Last week, it was the conservative justices who objected to the high court's refusal to review a murder case that began more than 22 years ago.

The U.S. Court of Appeals for the 11th Circuit earlier this year shelved the death penalty for an Alabama inmate named James Lawhorn, who, along with his brother, repeatedly shot and killed their aunt's boyfriend in exchange for $100.

The court said Lawhorn's attorney made a mistake at the death penalty portion of the trial by not offering a closing argument, an omission it said amounted to ineffective assistance of counsel.

Justice Antonin Scalia, joined by colleagues Clarence Thomas and Samuel A. Alito Jr., said the Supreme Court should have accepted Alabama's petition to hear the case and reversed the 11th Circuit's ruling.

With characteristic understatement, Scalia ripped into "lawless speculation" by federal judges who misread the court's jurisprudence and offer their own interpretations of law rather than defer to the courts closest to the case.
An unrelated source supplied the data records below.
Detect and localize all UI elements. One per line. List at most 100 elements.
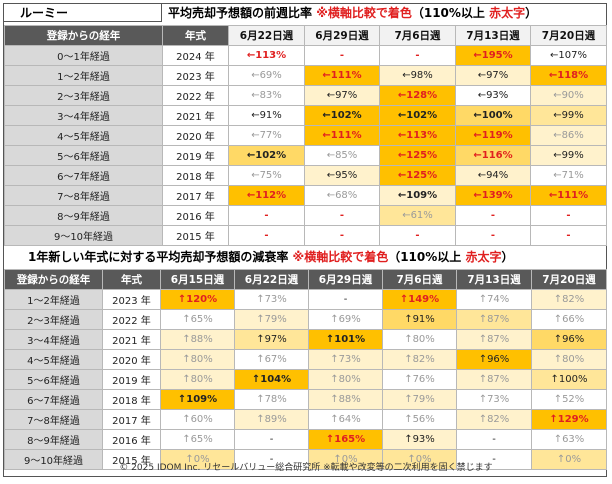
row-label: 5～6年経過 xyxy=(4,145,163,166)
ratio-cell: ↑66% xyxy=(531,309,607,330)
table1-title-note: ※横軸比較で着色 xyxy=(316,6,412,20)
ratio-cell: ↑0% xyxy=(160,449,235,470)
ratio-cell: ↑73% xyxy=(234,289,309,310)
header-week: 6月22日週 xyxy=(234,269,309,290)
header-week: 6月22日週 xyxy=(228,25,305,46)
copyright-footer: © 2025 IDOM Inc. リセールバリュー総合研究所 ※転載や改変等の二… xyxy=(119,463,493,473)
ratio-cell: ←69% xyxy=(228,65,305,86)
table-row: 6～7年経過 2018 年 ↑109% ↑78% ↑88% ↑79% ↑73% ↑52% xyxy=(4,389,607,410)
table-row: 0～1年経過 2024 年 ←113% - - ←195% ←107% xyxy=(4,45,607,66)
ratio-cell: ↑80% xyxy=(531,349,607,370)
ratio-cell: ↑80% xyxy=(160,349,235,370)
row-label: 4～5年経過 xyxy=(4,125,163,146)
row-year: 2021 年 xyxy=(102,329,161,350)
ratio-cell: ↑69% xyxy=(308,309,383,330)
row-label: 3～4年経過 xyxy=(4,105,163,126)
row-label: 3～4年経過 xyxy=(4,329,103,350)
ratio-cell: ←97% xyxy=(455,65,531,86)
ratio-cell: ←100% xyxy=(455,105,531,126)
ratio-cell: ←93% xyxy=(455,85,531,106)
header-week: 6月29日週 xyxy=(308,269,383,290)
ratio-cell: - xyxy=(304,225,380,246)
ratio-cell: ←113% xyxy=(228,45,305,66)
table1-header-row: 登録からの経年 年式 6月22日週 6月29日週 7月6日週 7月13日週 7月20日週 xyxy=(4,25,607,46)
table-row: 8～9年経過 2016 年 ↑65% - ↑165% ↑93% - ↑63% xyxy=(4,429,607,450)
table2-title-paren: （110%以上 xyxy=(388,250,466,264)
header-week: 6月29日週 xyxy=(304,25,380,46)
row-year: 2017 年 xyxy=(162,185,229,206)
ratio-cell: ←94% xyxy=(455,165,531,186)
row-label: 8～9年経過 xyxy=(4,205,163,226)
header-week: 7月6日週 xyxy=(382,269,457,290)
ratio-cell: - xyxy=(530,205,607,226)
ratio-cell: ↑82% xyxy=(456,409,532,430)
ratio-cell: ←107% xyxy=(530,45,607,66)
ratio-cell: ←111% xyxy=(530,185,607,206)
table-row: 5～6年経過 2019 年 ↑80% ↑104% ↑80% ↑76% ↑87% ↑100% xyxy=(4,369,607,390)
ratio-cell: ↑67% xyxy=(234,349,309,370)
row-year: 2022 年 xyxy=(162,85,229,106)
row-year: 2016 年 xyxy=(102,429,161,450)
decay-rate-table: 登録からの経年 年式 6月15日週 6月22日週 6月29日週 7月6日週 7月13日週 7月… xyxy=(4,269,607,470)
ratio-cell: ↑73% xyxy=(308,349,383,370)
ratio-cell: ←98% xyxy=(379,65,456,86)
row-label: 9～10年経過 xyxy=(4,225,163,246)
row-label: 7～8年経過 xyxy=(4,185,163,206)
table-row: 6～7年経過 2018 年 ←75% ←95% ←125% ←94% ←71% xyxy=(4,165,607,186)
header-week: 7月20日週 xyxy=(531,269,607,290)
ratio-cell: ↑76% xyxy=(382,369,457,390)
weekly-ratio-table: 登録からの経年 年式 6月22日週 6月29日週 7月6日週 7月13日週 7月20日週 0… xyxy=(4,25,607,246)
ratio-cell: ↑88% xyxy=(160,329,235,350)
table-row: 5～6年経過 2019 年 ←102% ←85% ←125% ←116% ←99% xyxy=(4,145,607,166)
row-year: 2023 年 xyxy=(162,65,229,86)
table-row: 3～4年経過 2021 年 ←91% ←102% ←102% ←100% ←99% xyxy=(4,105,607,126)
row-label: 2～3年経過 xyxy=(4,85,163,106)
ratio-cell: ←195% xyxy=(455,45,531,66)
ratio-cell: ↑109% xyxy=(160,389,235,410)
ratio-cell: ↑73% xyxy=(456,389,532,410)
ratio-cell: ↑87% xyxy=(456,309,532,330)
ratio-cell: ←119% xyxy=(455,125,531,146)
table-row: 1～2年経過 2023 年 ↑120% ↑73% - ↑149% ↑74% ↑82% xyxy=(4,289,607,310)
ratio-cell: - xyxy=(304,45,380,66)
ratio-cell: ↑104% xyxy=(234,369,309,390)
table-row: 8～9年経過 2016 年 - - ←61% - - xyxy=(4,205,607,226)
table-row: 4～5年経過 2020 年 ←77% ←111% ←113% ←119% ←86% xyxy=(4,125,607,146)
table1-title-main: 平均売却予想額の前週比率 xyxy=(168,6,317,20)
table-row: 4～5年経過 2020 年 ↑80% ↑67% ↑73% ↑82% ↑96% ↑80% xyxy=(4,349,607,370)
ratio-cell: ←102% xyxy=(228,145,305,166)
ratio-cell: ↑96% xyxy=(456,349,532,370)
ratio-cell: ←61% xyxy=(379,205,456,226)
ratio-cell: ↑101% xyxy=(308,329,383,350)
table2-title-close: ） xyxy=(501,250,514,264)
row-year: 2020 年 xyxy=(102,349,161,370)
ratio-cell: ←86% xyxy=(530,125,607,146)
ratio-cell: - xyxy=(228,225,305,246)
table-row: 7～8年経過 2017 年 ←112% ←68% ←109% ←139% ←111% xyxy=(4,185,607,206)
ratio-cell: ↑56% xyxy=(382,409,457,430)
ratio-cell: ↑80% xyxy=(382,329,457,350)
table2-title-red: 赤太字 xyxy=(465,250,502,264)
header-year: 年式 xyxy=(102,269,161,290)
ratio-cell: ↑87% xyxy=(456,329,532,350)
ratio-cell: - xyxy=(234,429,309,450)
ratio-cell: ↑0% xyxy=(382,449,457,470)
row-year: 2015 年 xyxy=(102,449,161,470)
ratio-cell: - xyxy=(308,289,383,310)
ratio-cell: - xyxy=(530,225,607,246)
ratio-cell: ←99% xyxy=(530,105,607,126)
row-label: 1～2年経過 xyxy=(4,65,163,86)
ratio-cell: ↑65% xyxy=(160,429,235,450)
ratio-cell: ↑0% xyxy=(308,449,383,470)
row-year: 2017 年 xyxy=(102,409,161,430)
row-year: 2018 年 xyxy=(162,165,229,186)
row-label: 6～7年経過 xyxy=(4,389,103,410)
table1-title: 平均売却予想額の前週比率 ※横軸比較で着色（110%以上 赤太字） xyxy=(168,4,537,22)
table-row: 2～3年経過 2022 年 ↑65% ↑79% ↑69% ↑91% ↑87% ↑66% xyxy=(4,309,607,330)
row-year: 2020 年 xyxy=(162,125,229,146)
row-year: 2021 年 xyxy=(162,105,229,126)
table-row: 1～2年経過 2023 年 ←69% ←111% ←98% ←97% ←118% xyxy=(4,65,607,86)
ratio-cell: ←95% xyxy=(304,165,380,186)
ratio-cell: ↑74% xyxy=(456,289,532,310)
ratio-cell: ←111% xyxy=(304,125,380,146)
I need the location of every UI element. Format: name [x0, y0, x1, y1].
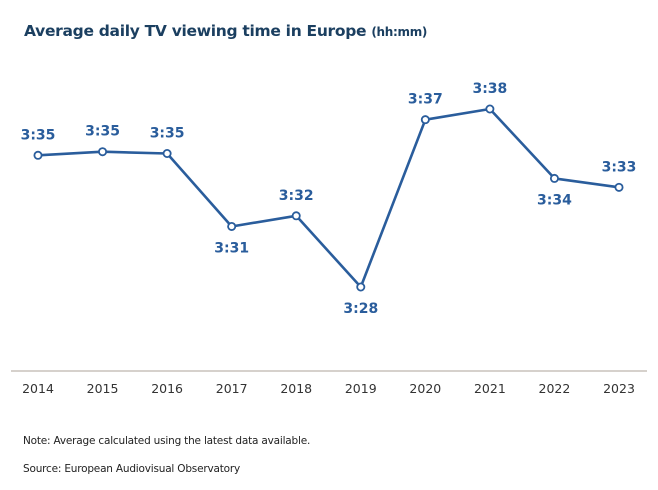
x-tick-label: 2022	[539, 381, 571, 396]
chart-title-unit: (hh:mm)	[371, 25, 428, 39]
line-chart: 2014 2015 2016 2017 2018 2019 2020 2021 2022 2023…	[11, 81, 647, 396]
data-label: 3:38	[472, 81, 507, 97]
data-label: 3:35	[85, 124, 120, 140]
x-tick-label: 2020	[409, 381, 441, 396]
note-text: Note: Average calculated using the lates…	[23, 435, 311, 447]
data-point	[614, 182, 624, 192]
data-point	[485, 104, 495, 114]
data-point	[420, 115, 430, 125]
data-label: 3:34	[537, 192, 572, 208]
x-tick-label: 2021	[474, 381, 506, 396]
data-point	[549, 173, 559, 183]
x-tick-label: 2016	[151, 381, 183, 396]
source-text: Source: European Audiovisual Observatory	[23, 463, 240, 475]
data-label: 3:35	[150, 126, 185, 142]
data-label: 3:31	[214, 240, 249, 256]
x-tick-label: 2014	[22, 381, 54, 396]
data-points	[33, 104, 624, 292]
x-tick-label: 2019	[345, 381, 377, 396]
x-tick-label: 2017	[216, 381, 248, 396]
x-tick-label: 2023	[603, 381, 635, 396]
chart-title: Average daily TV viewing time in Europe …	[24, 22, 427, 40]
data-label: 3:32	[279, 188, 314, 204]
data-label: 3:37	[408, 92, 443, 108]
x-tick-labels: 2014 2015 2016 2017 2018 2019 2020 2021 2022 2023	[22, 381, 635, 396]
data-point	[291, 211, 301, 221]
data-point	[33, 150, 43, 160]
x-tick-label: 2018	[280, 381, 312, 396]
data-labels: 3:35 3:35 3:35 3:31 3:32 3:28 3:37 3:38 3:34 3:33	[21, 81, 637, 317]
data-point	[98, 147, 108, 157]
chart-title-text: Average daily TV viewing time in Europe	[24, 22, 367, 40]
data-point	[356, 282, 366, 292]
data-label: 3:35	[21, 127, 56, 143]
data-point	[227, 221, 237, 231]
data-label: 3:33	[602, 159, 637, 175]
x-tick-label: 2015	[87, 381, 119, 396]
data-label: 3:28	[343, 301, 378, 317]
series-line	[37, 107, 620, 289]
data-point	[162, 148, 172, 158]
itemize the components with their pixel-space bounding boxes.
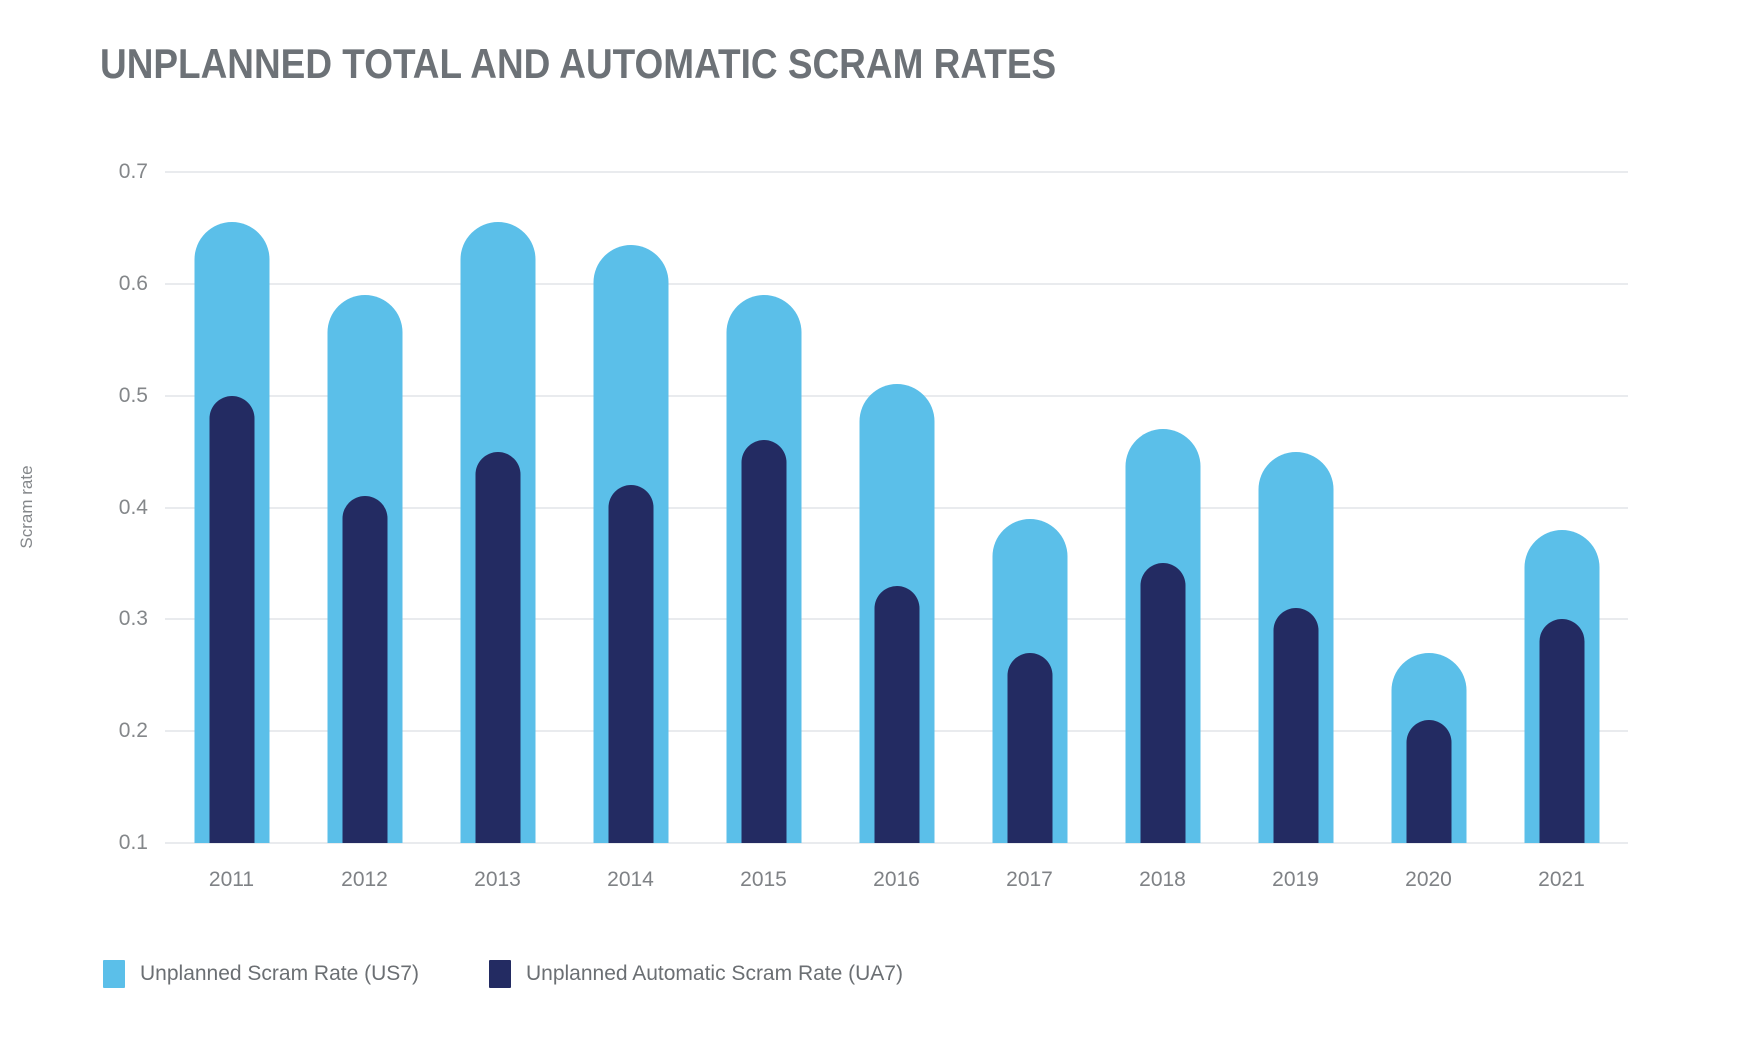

"With distressing frequency, especially in capital cases such as this, federal judges refuse to be governed by Congress's command that state criminal judgments must not be revised by federal courts unless they are contrary to, or involve an unreasonable application of clearly established federal law, as determined by the Supreme Court of the United States," Scalia wrote .

By not taking the case, Scalia said, "we invite continued lawlessness."

Earlier this month, it was Justices Sonia Sotomayor and Ruth Bader Ginsburg objecting to their colleagues' decision to let a lower court decision stand.

Marcel Wayne Williams was charged in Arkansas with the 1994 abduction, rape and murder of Stacy Errickson. Williams pleaded guilty in hope of receiving a life sentence, but at the penalty phase, his attorney called only one witness - "an inmate who had no personal relationship with Williams and who testified from his own experience that life was more pleasant on death row than in the general prison population," Sotomayor wrote.

"Not surprisingly, the jury unanimously recommended a death sentence."

In subsequent appeals, Williams won a new evidentiary hearing and a federal judge heard testimony that Williams had been "subject to every category of traumatic experience that is generally used to describe childhood trauma," including sexual abuse and a violent gang rape as an adolescent.

After the judge ordered that Williams should either receive a new penalty trial or have his sentence reduced to life in prison, the state of Arkansas objected, and the U.S. Court of Appeals for the 8th Circuit agreed. It said the evidentiary hearing should not have been held and reinstated the death penalty.

"In my opinion, the interests of justice are poorly served by a rule that allows a state to object to an evidentiary hearing only after the hearing has been completed and the state has lost," Sotomayor wrote.

Sotomayor, who had a long tenure as a trial and circuit judge but little opportunity to try to carry out the Supreme Court's directions on capital punishment, has written fairly frequently to question lower court decisions on procedure and her colleagues' decisions about review.

A recently essay in the New York Review of Books by retired Justice John Paul Stevens reiterated his statement two years ago on "the pointless and needless extinction of life with only marginal contributions to any discernible social or public purposes."

It has brought new criticism both of the court's jurisprudence and its preoccupation with capital punishment - and Stevens's role in creating whatever confusion exists.

But the work of the court will go on - the search for apparently elusive rules and regulations that identify who deserves the death penalty and who does not.